‘I’m just a guy out here helping’

By Steve Williams

For the first time in 42 years John Chavis isn’t coaching college football.

But he’s still coaching.

About four miles from where he was the defensive coordinator in Tennessee’s 1998 national championship season, Chavis walked onto West High’s field last Tuesday to coach West’s middle school team in its first practice after the dead period.

Before the defensive drills started, Chavis, 63, had already demonstrated the technique for stripping the football out of the hands of a would-be ball carrier.

“No, I won’t be doing things differently than I have been doing,” he said when asked what his approach would be for coaching sixth, seventh and eighth graders. “Make sure they have fun and make sure I have fun.
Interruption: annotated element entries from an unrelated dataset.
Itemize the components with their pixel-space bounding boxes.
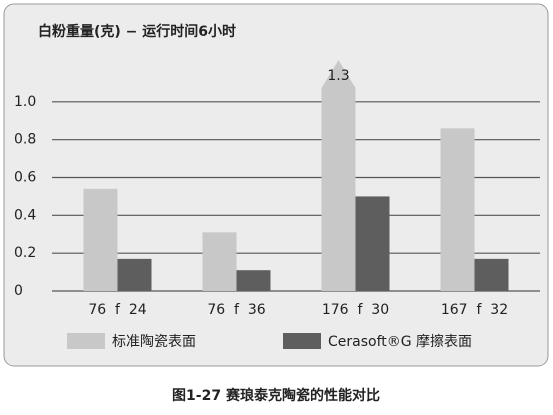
bar bbox=[440, 128, 475, 291]
legend-label: Cerasoft®G 摩擦表面 bbox=[328, 333, 472, 350]
bar bbox=[117, 258, 152, 291]
bar bbox=[236, 270, 271, 291]
x-tick-label: 76 f 24 bbox=[88, 302, 146, 318]
legend-label: 标准陶瓷表面 bbox=[112, 334, 196, 350]
y-tick-label: 0.8 bbox=[14, 132, 36, 148]
y-tick-label: 0.2 bbox=[14, 245, 36, 261]
x-tick-label: 167 f 32 bbox=[441, 302, 508, 318]
value-label: 1.3 bbox=[327, 68, 349, 84]
bar bbox=[474, 258, 509, 291]
y-tick-label: 0.4 bbox=[14, 207, 36, 223]
y-tick-label: 0.6 bbox=[14, 170, 36, 186]
caption: 图1-27 赛琅泰克陶瓷的性能对比 bbox=[172, 387, 380, 404]
x-tick-label: 76 f 36 bbox=[207, 302, 265, 318]
bar bbox=[355, 196, 390, 291]
chart-title: 白粉重量(克) − 运行时间6小时 bbox=[38, 23, 236, 40]
y-tick-label: 1.0 bbox=[14, 94, 36, 110]
legend-swatch bbox=[67, 333, 105, 349]
legend-swatch bbox=[283, 333, 321, 349]
x-tick-label: 176 f 30 bbox=[322, 302, 389, 318]
bar bbox=[83, 188, 118, 291]
y-tick-label: 0 bbox=[14, 283, 23, 299]
bar bbox=[202, 232, 237, 291]
bar bbox=[321, 60, 356, 291]
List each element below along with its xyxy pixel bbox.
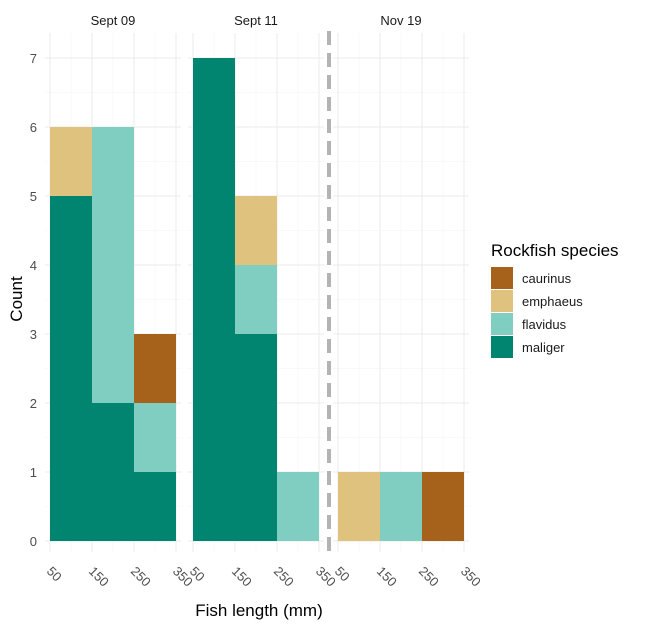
bar-segment-maliger xyxy=(50,196,92,541)
legend-title: Rockfish species xyxy=(491,241,619,260)
x-axis-title: Fish length (mm) xyxy=(195,601,323,620)
legend: Rockfish species caurinus emphaeus flavidu… xyxy=(491,241,619,358)
legend-label-caurinus: caurinus xyxy=(522,271,572,286)
legend-key-emphaeus xyxy=(491,290,513,312)
y-tick-label: 6 xyxy=(30,120,37,135)
bar-segment-emphaeus xyxy=(235,196,277,265)
bar-segment-flavidus xyxy=(134,403,176,472)
x-tick-label: 250 xyxy=(416,564,442,590)
legend-label-maliger: maliger xyxy=(522,340,565,355)
y-tick-label: 2 xyxy=(30,396,37,411)
x-tick-label: 250 xyxy=(128,564,154,590)
y-axis-title: Count xyxy=(7,276,26,322)
y-tick-label: 4 xyxy=(30,258,37,273)
bar-segment-flavidus xyxy=(277,472,319,541)
legend-key-caurinus xyxy=(491,267,513,289)
x-tick-label: 150 xyxy=(86,564,112,590)
bar-segment-caurinus xyxy=(422,472,464,541)
y-tick-label: 5 xyxy=(30,189,37,204)
bar-segment-emphaeus xyxy=(50,127,92,196)
bar-segment-maliger xyxy=(235,334,277,541)
legend-key-maliger xyxy=(491,336,513,358)
y-tick-label: 0 xyxy=(30,534,37,549)
legend-label-flavidus: flavidus xyxy=(522,317,567,332)
bar-segment-maliger xyxy=(134,472,176,541)
bar-segment-flavidus xyxy=(235,265,277,334)
panel-title: Sept 11 xyxy=(234,13,278,28)
panel-title: Sept 09 xyxy=(91,13,136,28)
y-tick-label: 3 xyxy=(30,327,37,342)
x-tick-label: 50 xyxy=(44,564,65,585)
bar-segment-flavidus xyxy=(380,472,422,541)
x-tick-label: 250 xyxy=(271,564,297,590)
panel-title: Nov 19 xyxy=(380,13,421,28)
legend-key-flavidus xyxy=(491,313,513,335)
bar-segment-emphaeus xyxy=(338,472,380,541)
bar-layer xyxy=(50,58,464,541)
bar-segment-flavidus xyxy=(92,127,134,403)
y-tick-label: 7 xyxy=(30,51,37,66)
x-tick-label: 150 xyxy=(229,564,255,590)
bar-segment-caurinus xyxy=(134,334,176,403)
x-tick-label: 150 xyxy=(374,564,400,590)
y-tick-label: 1 xyxy=(30,465,37,480)
legend-label-emphaeus: emphaeus xyxy=(522,294,583,309)
x-tick-label: 350 xyxy=(458,564,484,590)
bar-segment-maliger xyxy=(92,403,134,541)
bar-segment-maliger xyxy=(193,58,235,541)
That’s the objective.”

Jeff Francis, head coach of West’s first season in the local middle school league, was quarterback at UT (1985-1988) right before Chavis, nicknamed “The Chief,” joined the Vols’ coaching staff in 1989.

Francis, who spent time as a sideline reporter on the Vol Network starting in 2007, tipped off this reporter a couple of weeks ago that a “big story” could be on the horizon.

Chavis, a longtime Knoxville resident, lost his defensive coordinator job at Arkansas last season after Razorbacks head coach Chad Morris was fired. With his credentials, there was still a possibility Chavis might land another college job or an offer in the NFL.

Chavis immediately blended in with other assistant coaches at the beginning of the Rebels’ two-hour practice and later was asked if he was committed to being with the West team all season.

“Right as of now, yes,” he answered.

What did he hope to accomplish with this team?

“To share with these kids and give back,” he said. “That’s what it’s all about.”

Often during the tackling drills without pads, Chavis reminded the boys to “keep eyes up” for safety reasons.

“That’s just basic fundamentals and that’s what you want to do,” he said. “I’ll teach them to play the game safely. That’s the first step. Be safe playing the game and tackling because it is a contact sport.

“And I keep saying this – Make sure they have fun. They need to be enjoying the game.”

Chavis said there are a lot of fundamentals that can be taught and he won’t change his coaching ways. “I’m going to teach them as much as they can handle.”

Chavis came to UT in 1975 as a walk-on defensive lineman from Dillon, S.C. Bill Battle was his head coach the first two years. He earned a scholarship at the end of the 1977 season – Johnny Majors’ first year as the Vols’ head coach – and became a starter in his senior season in 1978.

A UT graduate assistant in 1979, Chavis said he also helped Ken Sparks two springs at Farragut High.

After coaching at Alabama A&M and Alabama State, he returned to UT in 1989 as a defensive line and linebacker coach for Majors.

Chavis would coach at Tennessee for 20 years and was promoted to defensive coordinator by Phillip Fulmer in 1995 and named assistant head coach in 1999.

Following the 2006 season, Chavis was chosen the Assistant Football Coach of the Year by the American Football Coaches Association.

Even in Fulmer’s last season as head coach at UT in 2008, Chavis’ defense was ranked No. 3 in the nation and first in the SEC in total defense.

Chavis went on to work as a defensive coordinator, linebacker coach and associate head coach at LSU (2009-2014) and Texas A&M (2015-2017) before going to Arkansas (2018-2019).

Chavis wasn’t formally introduced to the West team at the start of practice. The young players didn’t know who he was or his past.

“I would prefer it that way,” said Chavis. “I’m just a guy out here helping.”

When the team huddled up after practice, Francis quietly mentioned to the players that Chavis would be working with the defense and linebackers.

“I’ve never heard of him,” joked Francis when asked about Chavis on his way to a parent meeting. “We got him off the waiver wire on the cheap.

“Seriously, “it’s great (to have him). I mean, you look at his record and what he’s done. The number of guys that he’s put in the NFL, the great players he’s coached and recruited, the big games he’s been in …”

And then kidding again, Francis added: “I’m worried because we play Gibbs that first game … and he won’t be able to handle it.”